I am not, however, a ZFS expert. I'm pretty comfortable with using it in basic, straightforward ways, but haven't tried really anything complex with it, just raidz and mirrors.
 

w00key

Ars Praefectus
5,907
Subscriptor
As I understand it, at least with mirrors, ZFS guarantees at least X copies of the data, where X is your mirror width, with each copy on a different spindle. The disks may not be precisely identical, but each takes about the same amount of write traffic.
The question is about a pool with multiple mirrors, each being a vdev, like sda sdb mirror, sdc sdd mirror, then add both mirrors to a pool.

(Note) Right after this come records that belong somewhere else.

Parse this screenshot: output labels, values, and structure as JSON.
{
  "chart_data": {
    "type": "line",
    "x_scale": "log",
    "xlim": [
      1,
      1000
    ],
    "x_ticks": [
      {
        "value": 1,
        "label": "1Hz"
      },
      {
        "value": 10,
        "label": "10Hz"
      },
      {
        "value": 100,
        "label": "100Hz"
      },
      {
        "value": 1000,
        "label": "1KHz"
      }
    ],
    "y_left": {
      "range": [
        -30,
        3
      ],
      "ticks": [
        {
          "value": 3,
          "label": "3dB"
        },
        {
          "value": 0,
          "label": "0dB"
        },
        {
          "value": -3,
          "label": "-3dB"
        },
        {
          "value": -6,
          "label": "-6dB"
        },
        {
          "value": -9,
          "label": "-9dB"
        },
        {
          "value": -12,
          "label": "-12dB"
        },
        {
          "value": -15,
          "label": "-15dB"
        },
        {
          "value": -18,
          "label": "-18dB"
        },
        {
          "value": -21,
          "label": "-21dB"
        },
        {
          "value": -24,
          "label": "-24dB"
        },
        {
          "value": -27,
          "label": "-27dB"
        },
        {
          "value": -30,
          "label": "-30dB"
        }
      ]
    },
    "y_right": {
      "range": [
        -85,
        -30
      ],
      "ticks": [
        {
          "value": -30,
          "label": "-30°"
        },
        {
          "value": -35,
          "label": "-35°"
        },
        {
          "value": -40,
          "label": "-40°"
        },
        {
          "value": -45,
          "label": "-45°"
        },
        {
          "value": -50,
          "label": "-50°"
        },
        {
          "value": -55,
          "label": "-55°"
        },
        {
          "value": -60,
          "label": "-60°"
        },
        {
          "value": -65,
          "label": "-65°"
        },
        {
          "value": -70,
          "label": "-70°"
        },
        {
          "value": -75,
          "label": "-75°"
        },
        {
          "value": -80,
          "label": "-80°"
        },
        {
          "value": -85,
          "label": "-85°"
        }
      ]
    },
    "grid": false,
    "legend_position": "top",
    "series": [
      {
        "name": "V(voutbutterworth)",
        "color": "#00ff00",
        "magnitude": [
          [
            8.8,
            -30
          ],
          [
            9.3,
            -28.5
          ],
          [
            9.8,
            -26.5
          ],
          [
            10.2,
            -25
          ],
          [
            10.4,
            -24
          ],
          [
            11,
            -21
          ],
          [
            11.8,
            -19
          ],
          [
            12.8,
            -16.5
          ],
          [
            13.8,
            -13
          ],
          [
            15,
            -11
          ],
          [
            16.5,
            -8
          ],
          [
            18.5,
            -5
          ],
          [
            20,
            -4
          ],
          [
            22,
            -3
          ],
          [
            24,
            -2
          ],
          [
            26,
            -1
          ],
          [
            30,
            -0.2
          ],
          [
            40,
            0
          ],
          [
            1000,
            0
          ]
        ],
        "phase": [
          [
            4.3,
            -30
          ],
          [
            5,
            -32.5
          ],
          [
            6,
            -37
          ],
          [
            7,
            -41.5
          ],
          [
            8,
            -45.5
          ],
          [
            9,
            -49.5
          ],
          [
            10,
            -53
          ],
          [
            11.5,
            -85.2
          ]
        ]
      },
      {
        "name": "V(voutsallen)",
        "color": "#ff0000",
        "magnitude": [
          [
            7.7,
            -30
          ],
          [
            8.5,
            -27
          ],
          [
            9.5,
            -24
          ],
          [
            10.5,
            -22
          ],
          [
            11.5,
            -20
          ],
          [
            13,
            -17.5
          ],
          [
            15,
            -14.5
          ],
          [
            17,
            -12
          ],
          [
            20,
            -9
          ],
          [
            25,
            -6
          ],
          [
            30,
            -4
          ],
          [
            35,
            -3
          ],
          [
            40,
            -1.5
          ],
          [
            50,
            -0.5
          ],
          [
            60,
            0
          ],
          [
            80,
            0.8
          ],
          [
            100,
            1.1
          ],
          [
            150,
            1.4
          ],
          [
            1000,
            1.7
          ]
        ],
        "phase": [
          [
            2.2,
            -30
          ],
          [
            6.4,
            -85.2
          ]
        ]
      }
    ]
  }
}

The pool would distribute over both vdevs but it isn't a strict stripe like first 128k to sda/b then 128k to sdc/d, but on record level to balance disk usage% of both.

ZFS is COW so new data is just appended to both pairs, then old unreferenced data garbage collected later. This may lead to more deletes on one pair than the other and very strictly speaking, may lead to unbalanced workload.

In reality if you issue 1 million random writes it would be way lower than lottery winning odds that it would be even 45/55% unbalanced. It just doesn't happen,. You need to have a very odd access pattern that allocates a file, write 16kB, skip 16 kB, write 16 kB, etc, to hammer the second vdev with recordsize=16K.
 

Red_Chaos1

Ars Tribunus Angusticlavius
7,875
The question is about a pool with multiple mirrors, each being a vdev, like sda sdb mirror, sdc sdd mirror, then add both mirrors to a pool. The pool would distribute over both vdevs but it isn't a strict stripe like first 128k to sda/b then 128k to sdc/d, but on record level to balance disk usage% of both.

ZFS is COW so new data is just appended to both pairs, then old unreferenced data garbage collected later. This may lead to more deletes on one pair than the other and very strictly speaking, may lead to unbalanced workload.

In reality if you issue 1 million random writes it would be way lower than lottery winning odds that it would be even 45/55% unbalanced. It just doesn't happen,. You need to have a very odd access pattern that allocates a file, write 16kB, skip 16 kB, write 16 kB, etc, to hammer the second vdev with recordsize=16K.
Yeah, to be fair this point I make is probably a wee bit pedantic. If this is how ZFS do, and it's been like this for as long as ZFS has been around, then the performance probably isn't that bad. No idea when it comes to Btrfs. Probably about the same.